Why can regular expressions have an exponential running time?

It is possible to write a Regex which needs in some cases exponential running time. Such an example is (aa|aa)*. If there is an input of an odd number of as it needs exponential running time.

It is easy to test this. If the input contains only as and has length 51, the Regex needs some seconds to compute (on my machine). Instead if the input length is 52 its computing time is not noticeable (I tested this with the built-in Regex-parser of the JavaRE).

I have written a Regex-parser to find the reason for this behavior, but I didn't find it. My parser can build an AST or a NFA based on a Regex. After that it can translate the NFA to a DFA. To do this it uses the powerset construction algorithm.

When I parse the Rgex mentioned above, the parser creates a NFA with 7 states - after conversion there are only 3 states left in the DFA. The DFA represents the more sensible Regex (aa)*, which can be parsed very fast.

Thus, I don't understand why there are parsers which can be so slow. What is the reason for this? Do they not translate the NFA to a DFA? If yes, why not? And what's the technical reasons why they compute so slow?


Solution 1:

Russ Cox has a very detailed article about why this is and the history of regexes (part 2, part 3).

Regular expression matching can be simple and fast, using finite automata-based techniques that have been known for decades. In contrast, Perl, PCRE, Python, Ruby, Java, and many other languages have regular expression implementations based on recursive backtracking that are simple but can be excruciatingly slow. With the exception of backreferences, the features provided by the slow backtracking implementations can be provided by the automata-based implementations at dramatically faster, more consistent speeds.
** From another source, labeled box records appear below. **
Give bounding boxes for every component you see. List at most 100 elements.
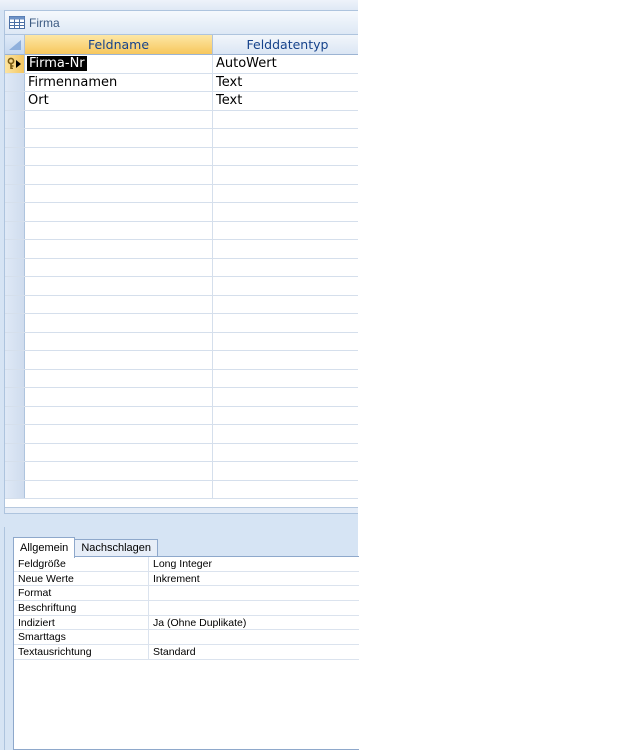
row-selector[interactable] (5, 480, 25, 498)
property-row[interactable]: Indiziert Ja (Ohne Duplikate) (14, 615, 360, 631)
pane-splitter[interactable] (4, 513, 358, 527)
row-selector[interactable] (5, 462, 25, 480)
field-row[interactable]: Ort Text (5, 92, 358, 111)
column-header-felddatentyp[interactable]: Felddatentyp (213, 35, 358, 55)
row-selector[interactable] (5, 166, 25, 184)
field-name-cell[interactable] (25, 480, 213, 498)
field-row[interactable] (5, 258, 358, 277)
property-row[interactable]: Neue Werte Inkrement (14, 571, 359, 587)
field-type-cell[interactable]: AutoWert (213, 55, 358, 73)
row-selector[interactable] (5, 425, 25, 443)
field-row[interactable] (5, 295, 358, 314)
row-selector[interactable] (5, 277, 25, 295)
row-selector[interactable] (5, 369, 25, 387)
field-name-cell[interactable] (25, 443, 213, 461)
field-row[interactable] (5, 277, 358, 296)
column-header-feldname[interactable]: Feldname (25, 35, 213, 55)
property-value[interactable] (148, 630, 360, 645)
field-type-cell[interactable] (213, 444, 358, 462)
field-name-cell[interactable] (25, 129, 213, 147)
field-type-cell[interactable] (213, 240, 358, 258)
row-selector[interactable] (5, 92, 25, 110)
field-name-cell[interactable] (25, 332, 213, 350)
property-row[interactable]: Beschriftung (14, 601, 359, 616)
row-selector[interactable] (5, 351, 25, 369)
select-all-corner[interactable] (5, 35, 25, 55)
field-name-cell[interactable] (25, 110, 213, 128)
field-name-cell[interactable]: Ort (25, 92, 213, 110)
field-name-cell[interactable] (25, 184, 213, 202)
row-selector[interactable] (5, 406, 25, 424)
field-row[interactable] (5, 240, 358, 259)
row-selector[interactable] (5, 184, 25, 202)
field-row[interactable] (5, 388, 358, 407)
row-selector[interactable] (5, 55, 25, 73)
row-selector[interactable] (5, 240, 25, 258)
row-selector[interactable] (5, 314, 25, 332)
field-type-cell[interactable] (213, 222, 358, 240)
field-type-cell[interactable] (213, 203, 358, 221)
field-row[interactable] (5, 332, 358, 351)
field-type-cell[interactable]: Text (213, 74, 358, 92)
row-selector[interactable] (5, 73, 25, 91)
field-type-cell[interactable] (213, 333, 358, 351)
field-name-cell[interactable] (25, 203, 213, 221)
row-selector[interactable] (5, 332, 25, 350)
field-row[interactable] (5, 314, 358, 333)
field-name-cell[interactable] (25, 166, 213, 184)
field-row[interactable] (5, 129, 358, 148)
field-type-cell[interactable] (213, 370, 358, 388)
field-row[interactable] (5, 406, 358, 425)
row-selector[interactable] (5, 443, 25, 461)
field-row[interactable] (5, 443, 358, 462)
field-row[interactable] (5, 184, 358, 203)
field-name-cell[interactable]: Firmennamen (25, 73, 213, 91)
field-name-cell[interactable] (25, 369, 213, 387)
field-row[interactable] (5, 166, 358, 185)
field-type-cell[interactable] (213, 277, 358, 295)
field-row[interactable] (5, 351, 358, 370)
property-value[interactable] (148, 586, 360, 601)
row-selector[interactable] (5, 203, 25, 221)
row-selector[interactable] (5, 110, 25, 128)
field-row[interactable] (5, 480, 358, 499)
property-value[interactable]: Standard (148, 645, 360, 659)
field-type-cell[interactable]: Text (213, 92, 358, 110)
property-value[interactable]: Long Integer (148, 557, 360, 571)
field-type-cell[interactable] (213, 185, 358, 203)
field-name-cell[interactable] (25, 277, 213, 295)
property-value[interactable]: Ja (Ohne Duplikate) (148, 615, 360, 630)
property-row[interactable]: Smarttags (14, 630, 360, 646)
field-row[interactable] (5, 110, 358, 129)
row-selector[interactable] (5, 129, 25, 147)
field-type-cell[interactable] (213, 314, 358, 332)
property-row[interactable]: Textausrichtung Standard (14, 645, 359, 660)
field-type-cell[interactable] (213, 111, 358, 129)
field-name-cell[interactable] (25, 351, 213, 369)
tab-allgemein[interactable]: Allgemein (13, 537, 76, 558)
field-name-cell[interactable] (25, 425, 213, 443)
field-type-cell[interactable] (213, 129, 358, 147)
field-name-cell[interactable] (25, 258, 213, 276)
row-selector[interactable] (5, 221, 25, 239)
field-type-cell[interactable] (213, 481, 358, 499)
row-selector[interactable] (5, 147, 25, 165)
field-name-cell[interactable] (25, 240, 213, 258)
field-row[interactable]: Firmennamen Text (5, 73, 358, 92)
document-tab[interactable]: Firma (4, 10, 358, 35)
field-type-cell[interactable] (213, 351, 358, 369)
field-row[interactable] (5, 425, 358, 444)
field-type-cell[interactable] (213, 148, 358, 166)
field-type-cell[interactable] (213, 296, 358, 314)
row-selector[interactable] (5, 258, 25, 276)
field-type-cell[interactable] (213, 425, 358, 443)
field-name-cell[interactable] (25, 147, 213, 165)
field-name-cell[interactable]: Firma-Nr (25, 55, 213, 73)
property-value[interactable] (148, 601, 360, 615)
field-row[interactable] (5, 203, 358, 222)
field-row[interactable] (5, 221, 358, 240)
field-row[interactable] (5, 369, 358, 388)
field-type-cell[interactable] (213, 259, 358, 277)
field-type-cell[interactable] (213, 407, 358, 425)
field-name-cell[interactable] (25, 295, 213, 313)
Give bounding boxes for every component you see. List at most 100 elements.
Largely, it comes down to proliferation of non-regular features in "regular" expressions such as backreferences, and the (continued) ignorance of most programmers that there are better alternatives for regexes that do not contain such features (which is many of them).
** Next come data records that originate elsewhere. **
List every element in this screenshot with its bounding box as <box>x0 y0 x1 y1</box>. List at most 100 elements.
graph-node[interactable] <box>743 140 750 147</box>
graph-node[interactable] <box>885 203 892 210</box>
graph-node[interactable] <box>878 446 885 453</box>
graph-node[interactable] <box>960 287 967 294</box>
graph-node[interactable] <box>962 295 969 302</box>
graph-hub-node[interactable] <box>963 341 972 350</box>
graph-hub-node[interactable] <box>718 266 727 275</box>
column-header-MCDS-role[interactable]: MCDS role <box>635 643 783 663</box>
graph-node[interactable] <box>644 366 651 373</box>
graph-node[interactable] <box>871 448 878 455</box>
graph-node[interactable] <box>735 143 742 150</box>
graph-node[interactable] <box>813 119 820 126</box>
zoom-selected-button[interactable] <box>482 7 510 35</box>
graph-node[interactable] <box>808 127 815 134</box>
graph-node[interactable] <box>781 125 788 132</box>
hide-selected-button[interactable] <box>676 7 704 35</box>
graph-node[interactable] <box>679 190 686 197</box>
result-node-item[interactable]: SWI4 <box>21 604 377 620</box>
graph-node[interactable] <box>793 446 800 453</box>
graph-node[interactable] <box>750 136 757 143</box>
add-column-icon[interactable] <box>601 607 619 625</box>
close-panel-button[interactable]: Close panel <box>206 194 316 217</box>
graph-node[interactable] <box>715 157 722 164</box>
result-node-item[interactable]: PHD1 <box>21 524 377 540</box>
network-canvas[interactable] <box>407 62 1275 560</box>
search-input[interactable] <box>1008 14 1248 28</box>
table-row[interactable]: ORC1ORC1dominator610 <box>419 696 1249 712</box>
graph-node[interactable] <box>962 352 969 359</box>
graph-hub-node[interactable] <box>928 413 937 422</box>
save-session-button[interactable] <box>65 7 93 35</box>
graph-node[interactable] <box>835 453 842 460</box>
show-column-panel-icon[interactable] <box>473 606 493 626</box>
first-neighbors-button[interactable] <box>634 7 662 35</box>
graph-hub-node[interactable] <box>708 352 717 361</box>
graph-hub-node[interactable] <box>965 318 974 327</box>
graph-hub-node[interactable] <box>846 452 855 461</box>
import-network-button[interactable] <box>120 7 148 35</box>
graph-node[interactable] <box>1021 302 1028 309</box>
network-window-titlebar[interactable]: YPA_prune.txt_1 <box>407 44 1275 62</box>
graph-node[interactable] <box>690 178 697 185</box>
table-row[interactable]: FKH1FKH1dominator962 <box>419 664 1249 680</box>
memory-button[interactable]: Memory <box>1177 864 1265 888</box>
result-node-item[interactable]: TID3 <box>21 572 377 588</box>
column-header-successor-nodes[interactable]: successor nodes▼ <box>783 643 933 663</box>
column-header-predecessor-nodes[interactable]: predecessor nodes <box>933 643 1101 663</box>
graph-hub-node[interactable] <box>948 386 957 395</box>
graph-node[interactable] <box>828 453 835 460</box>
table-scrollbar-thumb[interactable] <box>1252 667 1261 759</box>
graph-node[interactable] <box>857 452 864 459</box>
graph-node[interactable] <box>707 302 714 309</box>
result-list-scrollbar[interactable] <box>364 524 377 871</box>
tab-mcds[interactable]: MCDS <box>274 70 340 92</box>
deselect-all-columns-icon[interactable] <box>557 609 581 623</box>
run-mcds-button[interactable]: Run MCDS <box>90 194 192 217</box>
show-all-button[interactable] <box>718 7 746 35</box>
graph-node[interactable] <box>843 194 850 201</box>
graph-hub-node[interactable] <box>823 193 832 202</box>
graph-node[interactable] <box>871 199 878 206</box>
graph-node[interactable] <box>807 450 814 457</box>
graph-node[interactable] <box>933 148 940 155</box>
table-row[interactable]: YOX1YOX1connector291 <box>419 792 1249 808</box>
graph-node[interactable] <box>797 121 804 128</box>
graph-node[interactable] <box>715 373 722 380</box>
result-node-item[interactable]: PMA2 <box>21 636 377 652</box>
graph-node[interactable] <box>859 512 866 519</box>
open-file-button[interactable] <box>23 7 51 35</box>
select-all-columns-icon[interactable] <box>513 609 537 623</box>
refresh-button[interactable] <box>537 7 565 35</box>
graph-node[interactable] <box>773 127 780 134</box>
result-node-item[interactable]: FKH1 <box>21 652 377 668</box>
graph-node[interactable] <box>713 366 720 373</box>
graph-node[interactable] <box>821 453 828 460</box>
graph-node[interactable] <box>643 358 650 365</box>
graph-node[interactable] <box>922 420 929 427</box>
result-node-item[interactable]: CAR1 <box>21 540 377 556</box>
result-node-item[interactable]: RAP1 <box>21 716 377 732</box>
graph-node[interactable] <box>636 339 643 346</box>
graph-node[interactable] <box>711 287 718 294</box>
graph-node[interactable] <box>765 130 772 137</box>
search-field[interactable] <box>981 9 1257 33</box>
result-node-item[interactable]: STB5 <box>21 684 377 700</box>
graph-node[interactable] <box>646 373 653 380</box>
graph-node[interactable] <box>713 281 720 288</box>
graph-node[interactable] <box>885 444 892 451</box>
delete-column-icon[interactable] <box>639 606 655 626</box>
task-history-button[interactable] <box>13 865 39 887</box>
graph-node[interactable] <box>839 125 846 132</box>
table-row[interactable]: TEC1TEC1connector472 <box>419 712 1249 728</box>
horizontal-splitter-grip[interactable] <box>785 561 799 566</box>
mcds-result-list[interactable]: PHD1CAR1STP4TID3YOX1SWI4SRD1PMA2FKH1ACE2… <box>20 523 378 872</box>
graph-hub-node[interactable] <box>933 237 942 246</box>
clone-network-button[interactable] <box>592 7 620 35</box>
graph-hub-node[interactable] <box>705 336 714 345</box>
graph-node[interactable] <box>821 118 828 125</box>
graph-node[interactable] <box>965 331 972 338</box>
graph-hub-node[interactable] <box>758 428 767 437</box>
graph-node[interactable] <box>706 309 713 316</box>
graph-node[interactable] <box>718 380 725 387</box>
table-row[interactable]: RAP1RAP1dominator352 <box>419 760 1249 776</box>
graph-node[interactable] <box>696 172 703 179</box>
While writing the text editor sam in the early 1980s, Rob Pike wrote a new regular expression implementation, which Dave Presotto extracted into a library that appeared in the Eighth Edition. Pike's implementation incorporated submatch tracking into an efficient NFA simulation but, like the rest of the Eighth Edition source, was not widely distributed. Pike himself did not realize that his technique was anything new. Henry Spencer reimplemented the Eighth Edition library interface from scratch, but using backtracking, and released his implementation into the public domain. It became very widely used, eventually serving as the basis for the slow regular expression implementations mentioned earlier: Perl, PCRE, Python, and so on. (In his defense, Spencer knew the routines could be slow, and he didn't know that a more efficient algorithm existed. He even warned in the documentation, “Many users have found the speed perfectly adequate, although replacing the insides of egrep with this code would be a mistake.”) Pike's regular expression implementation, extended to support Unicode, was made freely available with sam in late 1992, but the particularly efficient regular expression search algorithm went unnoticed.

Solution 2:

Regular expressions conforming to this formal definition are computable in linear time, because they have corresponding finite automatas. They are built only from parentheses, alternative | (sometimes called sum), Kleene star * and concatenation.

Extending regular expressions by adding, for example, backward references can lead even to NP-complete regular expressions. Here you can find an example of regular expression recognizing non-prime numbers.

I guess that, such an extended implementation can have non-linear matching time even in simple cases.

I made a quick experiment in Perl and your regular expression computes equally fast for odd and even number of 'a's.